Kostenintensiv: die Überwachung und Bekämpfung des Asiatischen Laubholzbockkäfers. Foto: Pixabay

Zu den Maßnahmen zählen unter anderem das Winter- und Sommer-Monitoring, ein intensives Kronen-Monitoring, der Einsatz von Spürhunden, die visuelle Kontrolle sowie das Monitoring mit Lockstofffallen. Diese Maßnahmen werden seit dem ersten Fund des Asiatischen Laubholzbockkäfers (Anoplophora glabripennis) am 21. August 2014 in Sachsen-Anhalt durchgeführt.

2017 keine Asiatischen Laubholzbockkäfer in den Lockstofffallen

Wie die LLG mitteilt, sind dafür allein im vergangenen Jahr Kosten in Höhe von rund 1,13 Millionen Euro angefallen. In den 263 eingesetzten Lockstofffallen wurden 2017 allerdings keine Asiatischen Laubholzbockkäfer mehr gefangen, woraus die Behörde schließt, dass die bereits bekannten Befallsherde inzwischen saniert werden konnten.

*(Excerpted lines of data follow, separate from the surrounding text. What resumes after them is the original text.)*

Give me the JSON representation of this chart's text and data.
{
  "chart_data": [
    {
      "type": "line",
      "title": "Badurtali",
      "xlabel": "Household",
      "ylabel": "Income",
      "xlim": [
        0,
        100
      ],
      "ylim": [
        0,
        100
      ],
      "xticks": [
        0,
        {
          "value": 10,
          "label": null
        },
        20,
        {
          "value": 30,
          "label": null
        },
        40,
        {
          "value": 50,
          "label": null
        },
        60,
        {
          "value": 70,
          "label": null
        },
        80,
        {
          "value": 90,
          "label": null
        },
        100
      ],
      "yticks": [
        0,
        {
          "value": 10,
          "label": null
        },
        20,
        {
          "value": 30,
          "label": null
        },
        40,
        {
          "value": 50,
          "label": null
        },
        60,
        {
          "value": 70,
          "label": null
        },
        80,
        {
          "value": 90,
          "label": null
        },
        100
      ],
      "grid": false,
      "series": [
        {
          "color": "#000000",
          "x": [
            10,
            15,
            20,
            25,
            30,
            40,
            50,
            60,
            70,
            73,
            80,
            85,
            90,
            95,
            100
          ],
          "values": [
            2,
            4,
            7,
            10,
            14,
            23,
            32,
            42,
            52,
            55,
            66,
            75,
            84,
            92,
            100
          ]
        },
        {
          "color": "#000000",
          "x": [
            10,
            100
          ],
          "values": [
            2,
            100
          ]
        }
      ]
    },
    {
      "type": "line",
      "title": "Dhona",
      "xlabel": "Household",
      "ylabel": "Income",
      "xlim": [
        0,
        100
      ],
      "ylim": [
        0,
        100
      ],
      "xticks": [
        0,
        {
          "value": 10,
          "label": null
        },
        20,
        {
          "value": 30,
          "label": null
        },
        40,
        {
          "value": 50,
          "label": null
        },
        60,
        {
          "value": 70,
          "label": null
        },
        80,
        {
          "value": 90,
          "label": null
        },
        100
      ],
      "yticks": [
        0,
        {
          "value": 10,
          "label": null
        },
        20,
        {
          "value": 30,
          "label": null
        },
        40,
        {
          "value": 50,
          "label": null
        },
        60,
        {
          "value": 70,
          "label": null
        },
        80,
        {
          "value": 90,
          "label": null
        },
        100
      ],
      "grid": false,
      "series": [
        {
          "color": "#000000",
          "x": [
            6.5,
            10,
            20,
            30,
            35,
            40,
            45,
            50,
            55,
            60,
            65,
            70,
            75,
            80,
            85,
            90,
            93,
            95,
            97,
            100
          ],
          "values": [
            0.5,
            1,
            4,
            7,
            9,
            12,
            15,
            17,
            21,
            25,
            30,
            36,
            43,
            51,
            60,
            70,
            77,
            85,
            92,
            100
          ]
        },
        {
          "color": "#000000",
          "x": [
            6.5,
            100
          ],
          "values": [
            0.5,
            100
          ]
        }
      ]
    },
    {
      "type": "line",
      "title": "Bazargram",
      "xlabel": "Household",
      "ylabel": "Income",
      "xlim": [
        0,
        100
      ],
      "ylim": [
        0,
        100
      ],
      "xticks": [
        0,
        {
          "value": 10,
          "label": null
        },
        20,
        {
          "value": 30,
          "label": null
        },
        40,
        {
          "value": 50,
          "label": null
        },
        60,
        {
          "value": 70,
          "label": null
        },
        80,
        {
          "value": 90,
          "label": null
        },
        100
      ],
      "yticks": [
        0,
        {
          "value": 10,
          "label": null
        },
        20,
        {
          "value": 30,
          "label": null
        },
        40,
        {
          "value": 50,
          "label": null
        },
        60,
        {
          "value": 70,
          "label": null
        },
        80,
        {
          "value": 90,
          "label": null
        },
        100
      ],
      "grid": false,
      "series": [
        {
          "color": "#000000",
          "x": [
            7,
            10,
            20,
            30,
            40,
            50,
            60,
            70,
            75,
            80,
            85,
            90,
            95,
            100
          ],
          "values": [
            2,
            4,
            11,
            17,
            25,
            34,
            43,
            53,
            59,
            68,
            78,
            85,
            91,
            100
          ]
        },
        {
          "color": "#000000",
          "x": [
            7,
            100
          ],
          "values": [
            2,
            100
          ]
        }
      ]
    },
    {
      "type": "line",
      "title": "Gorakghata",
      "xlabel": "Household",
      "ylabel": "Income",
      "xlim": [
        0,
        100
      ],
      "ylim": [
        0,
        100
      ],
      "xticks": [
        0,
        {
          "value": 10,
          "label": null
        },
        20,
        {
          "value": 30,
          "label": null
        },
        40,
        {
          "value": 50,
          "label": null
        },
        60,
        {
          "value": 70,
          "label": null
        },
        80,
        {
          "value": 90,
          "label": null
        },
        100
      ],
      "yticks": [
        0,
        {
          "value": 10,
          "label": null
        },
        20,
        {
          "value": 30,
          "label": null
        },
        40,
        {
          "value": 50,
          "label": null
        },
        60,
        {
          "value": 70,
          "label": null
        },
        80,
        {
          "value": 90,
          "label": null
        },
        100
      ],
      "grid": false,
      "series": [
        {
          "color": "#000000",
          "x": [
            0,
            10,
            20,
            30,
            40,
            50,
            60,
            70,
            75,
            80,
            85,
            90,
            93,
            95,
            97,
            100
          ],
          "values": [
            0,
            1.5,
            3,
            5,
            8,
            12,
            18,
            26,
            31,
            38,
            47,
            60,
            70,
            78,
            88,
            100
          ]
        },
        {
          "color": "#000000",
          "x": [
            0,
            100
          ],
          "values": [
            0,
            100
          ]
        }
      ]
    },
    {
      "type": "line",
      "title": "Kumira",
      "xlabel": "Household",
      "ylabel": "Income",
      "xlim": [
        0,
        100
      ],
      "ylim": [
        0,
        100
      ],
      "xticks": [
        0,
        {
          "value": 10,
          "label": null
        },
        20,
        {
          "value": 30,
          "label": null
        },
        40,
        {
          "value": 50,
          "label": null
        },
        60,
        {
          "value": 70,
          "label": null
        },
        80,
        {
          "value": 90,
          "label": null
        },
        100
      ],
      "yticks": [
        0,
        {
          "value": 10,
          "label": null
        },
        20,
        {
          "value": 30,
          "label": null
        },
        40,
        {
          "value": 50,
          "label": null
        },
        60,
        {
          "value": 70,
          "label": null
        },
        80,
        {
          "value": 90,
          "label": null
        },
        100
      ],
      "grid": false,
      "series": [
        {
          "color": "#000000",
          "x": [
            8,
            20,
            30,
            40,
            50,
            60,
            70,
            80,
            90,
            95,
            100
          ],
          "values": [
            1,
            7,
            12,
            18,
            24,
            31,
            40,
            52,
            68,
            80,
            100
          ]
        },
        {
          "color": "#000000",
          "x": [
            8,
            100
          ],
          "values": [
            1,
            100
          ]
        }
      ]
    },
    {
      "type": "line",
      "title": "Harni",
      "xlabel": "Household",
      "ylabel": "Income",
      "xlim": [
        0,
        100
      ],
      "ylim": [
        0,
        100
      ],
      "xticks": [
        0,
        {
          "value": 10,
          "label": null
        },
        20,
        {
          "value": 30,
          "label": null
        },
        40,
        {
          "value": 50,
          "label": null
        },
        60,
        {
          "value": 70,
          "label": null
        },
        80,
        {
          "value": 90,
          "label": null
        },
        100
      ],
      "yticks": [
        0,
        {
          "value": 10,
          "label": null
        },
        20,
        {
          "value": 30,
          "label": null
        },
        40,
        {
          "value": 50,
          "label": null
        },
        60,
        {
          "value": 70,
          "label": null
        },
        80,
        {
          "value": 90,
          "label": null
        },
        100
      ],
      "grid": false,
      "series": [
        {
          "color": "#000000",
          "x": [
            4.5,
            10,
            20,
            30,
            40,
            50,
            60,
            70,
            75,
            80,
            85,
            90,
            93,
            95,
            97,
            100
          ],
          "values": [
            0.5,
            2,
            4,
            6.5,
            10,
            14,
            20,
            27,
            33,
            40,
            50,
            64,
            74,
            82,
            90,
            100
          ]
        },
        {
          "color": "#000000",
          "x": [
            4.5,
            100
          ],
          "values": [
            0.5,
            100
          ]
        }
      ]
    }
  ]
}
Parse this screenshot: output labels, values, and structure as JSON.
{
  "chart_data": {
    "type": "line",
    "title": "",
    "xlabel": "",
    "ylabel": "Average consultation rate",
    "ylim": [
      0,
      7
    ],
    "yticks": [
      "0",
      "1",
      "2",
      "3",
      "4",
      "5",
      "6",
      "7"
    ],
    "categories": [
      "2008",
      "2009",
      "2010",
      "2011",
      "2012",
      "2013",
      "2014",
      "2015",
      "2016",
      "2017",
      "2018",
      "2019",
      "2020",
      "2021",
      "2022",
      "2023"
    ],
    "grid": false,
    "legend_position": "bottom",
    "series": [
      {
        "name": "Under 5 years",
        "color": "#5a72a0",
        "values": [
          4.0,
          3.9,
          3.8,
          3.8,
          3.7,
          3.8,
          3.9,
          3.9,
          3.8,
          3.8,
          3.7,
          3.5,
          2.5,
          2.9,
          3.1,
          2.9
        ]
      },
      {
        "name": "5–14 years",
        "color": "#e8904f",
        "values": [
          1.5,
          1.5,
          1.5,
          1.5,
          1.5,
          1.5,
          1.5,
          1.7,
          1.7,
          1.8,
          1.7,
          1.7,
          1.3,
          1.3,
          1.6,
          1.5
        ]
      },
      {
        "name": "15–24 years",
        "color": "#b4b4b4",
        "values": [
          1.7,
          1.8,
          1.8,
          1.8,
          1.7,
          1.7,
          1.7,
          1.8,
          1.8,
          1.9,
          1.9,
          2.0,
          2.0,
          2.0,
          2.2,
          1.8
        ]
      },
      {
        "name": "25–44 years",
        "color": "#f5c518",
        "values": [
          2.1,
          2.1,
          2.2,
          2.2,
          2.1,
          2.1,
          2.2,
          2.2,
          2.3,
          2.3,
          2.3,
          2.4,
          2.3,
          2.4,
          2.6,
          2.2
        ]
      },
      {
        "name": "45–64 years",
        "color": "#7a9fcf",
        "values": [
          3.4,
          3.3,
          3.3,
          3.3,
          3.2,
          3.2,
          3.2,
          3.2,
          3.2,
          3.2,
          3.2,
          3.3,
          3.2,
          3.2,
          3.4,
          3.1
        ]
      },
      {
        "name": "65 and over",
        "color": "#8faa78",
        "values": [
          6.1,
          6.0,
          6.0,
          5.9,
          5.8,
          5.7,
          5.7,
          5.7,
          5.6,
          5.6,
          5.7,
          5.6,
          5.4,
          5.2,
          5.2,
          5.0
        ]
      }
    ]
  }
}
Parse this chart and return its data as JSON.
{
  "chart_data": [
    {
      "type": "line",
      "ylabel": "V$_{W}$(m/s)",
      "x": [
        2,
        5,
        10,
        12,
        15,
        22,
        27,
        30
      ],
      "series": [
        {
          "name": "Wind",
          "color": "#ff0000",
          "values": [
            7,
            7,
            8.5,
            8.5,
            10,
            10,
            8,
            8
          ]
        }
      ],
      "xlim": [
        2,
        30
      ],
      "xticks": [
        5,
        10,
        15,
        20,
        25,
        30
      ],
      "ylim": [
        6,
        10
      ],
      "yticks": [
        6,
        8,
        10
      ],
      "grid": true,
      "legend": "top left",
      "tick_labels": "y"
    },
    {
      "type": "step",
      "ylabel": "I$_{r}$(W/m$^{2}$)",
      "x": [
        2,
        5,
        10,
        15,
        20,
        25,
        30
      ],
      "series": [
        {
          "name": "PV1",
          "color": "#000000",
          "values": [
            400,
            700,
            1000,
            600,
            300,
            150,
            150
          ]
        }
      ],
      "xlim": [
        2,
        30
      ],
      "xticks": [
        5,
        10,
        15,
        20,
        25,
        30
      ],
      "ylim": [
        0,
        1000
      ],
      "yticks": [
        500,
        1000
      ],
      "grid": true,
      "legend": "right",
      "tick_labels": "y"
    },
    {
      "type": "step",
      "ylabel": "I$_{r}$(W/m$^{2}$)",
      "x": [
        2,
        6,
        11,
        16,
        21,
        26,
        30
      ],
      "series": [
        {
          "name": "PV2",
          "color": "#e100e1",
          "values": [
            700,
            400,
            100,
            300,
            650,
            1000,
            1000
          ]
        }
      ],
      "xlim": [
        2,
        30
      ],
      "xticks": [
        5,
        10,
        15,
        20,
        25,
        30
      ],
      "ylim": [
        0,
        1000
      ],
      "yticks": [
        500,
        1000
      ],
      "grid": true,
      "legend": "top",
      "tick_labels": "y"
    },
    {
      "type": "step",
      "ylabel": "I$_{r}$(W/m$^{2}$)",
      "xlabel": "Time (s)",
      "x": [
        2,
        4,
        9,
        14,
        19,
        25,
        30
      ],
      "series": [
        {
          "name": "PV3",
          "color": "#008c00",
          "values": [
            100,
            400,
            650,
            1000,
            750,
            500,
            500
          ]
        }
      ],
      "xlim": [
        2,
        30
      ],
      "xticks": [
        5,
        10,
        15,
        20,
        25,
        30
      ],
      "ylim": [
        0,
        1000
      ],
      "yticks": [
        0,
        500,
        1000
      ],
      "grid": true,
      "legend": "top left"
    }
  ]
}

Auch das Befallsgebiet um Magdeburg-Rothensee hat sich im vergangenen Jahr nicht ausgeweitet, so die LLG. Weder die eingesetzten Lockstofffallen, noch das Monitoring oder die Spürhunde haben neue Befallsherde nachgewiesen.

Quarantänezone in den letzten drei Jahren gewachsen

Die Quarantänezone ist in den vergangenen drei Jahren seit dem ersten Fund des Asiatischen Laubholzbockkäfers anno 2014 von 12,6 auf 57,6 Quadratkilometer gewachsen. Insgesamt 44 Fundorte sind darin ausgewiesen, davon vier neue in 2017. Um die Fundorte wurden insgesamt 34 Fällzonen mit einer Gesamtfläche von 77,64 Hektar eingerichtet, in denen rund 8.800 Laubgehölze, Büsche und Hecken gefällt und vernichtet wurden.

Im laufenden Jahr will das Land Sachsen-Anhalt die Maßnahmen zur Überwachung und Bekämpfung des Asiatischen Laubholzbockkäfers in vollem Umfang fortführen.